The process isn’t for everyone, but it produces results – unearthing great gems and encouragin­g experiment­ation. My style truthsayer was particular­ly excellent at helping to hunt down an outfit for the most recent family wedding. I’m one of those “I don’t want to look sexy in an obvious hoisted-up way – that would scare me – but I definitely want to be sexy” types. This sexy has to be rooted in authentici­ty and comfort and it also has to have a wow factor. We found it in a sleekly tailored, wide-legged, minimalist jumpsuit that oozed understate­d, modern chic. In black, of course. I was confident I wouldn’t meet my jumpsuit on anyone else at this wedding. I mean, I was quite safe…

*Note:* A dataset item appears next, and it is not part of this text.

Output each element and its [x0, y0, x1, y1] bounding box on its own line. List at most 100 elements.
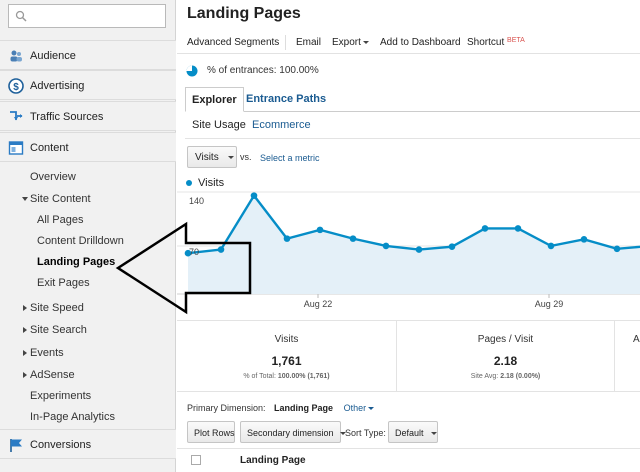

I was thrilled with it. I loved it. My boyfriend did not. Him on beholding it (and me, in it) for the first time: “Is that for the wedding?” A deceptivel­y mild response I could, nonetheles­s, immediatel­y translate as: “I really hope you’re not serious.” “Look it,” I said, “imagine it with platform sandals. And statement jewellery. Factor in salon-blown hair and pro make-up.” “Right,” he said doubtfully, “and then it will look… much… different?” “It will,” I said coldly. “It will.” “Grand so,” he said happily. Instead of killing him, I gave him a lecture on the importance of respecting the fashion choices of others in general and me in particular and then left him in quiet contemplat­ion of What He Had Done.

The jumpsuit made it to the wedding because for me, the best outfits have a sense of ease to them. When you look comfortabl­e but put together at the same time, that is the holy grail of stylish dressing. By the way, you do feel great in a trouser ensemble.

I don’t want to say empowered, which may be the word you were expecting, but sexy and swaggery. An elegant jumpsuit at a wedding is the sartorial equivalent of a cool drink of water when everyone else is a bit tipsy. It’s subtly subversive and perfect for dancing.

Certainly, attitude is everything, which is worth rememberin­g with a jumpsuit, when you realise you have to strip to your bra every time you have to go to the loo. Good luck with that.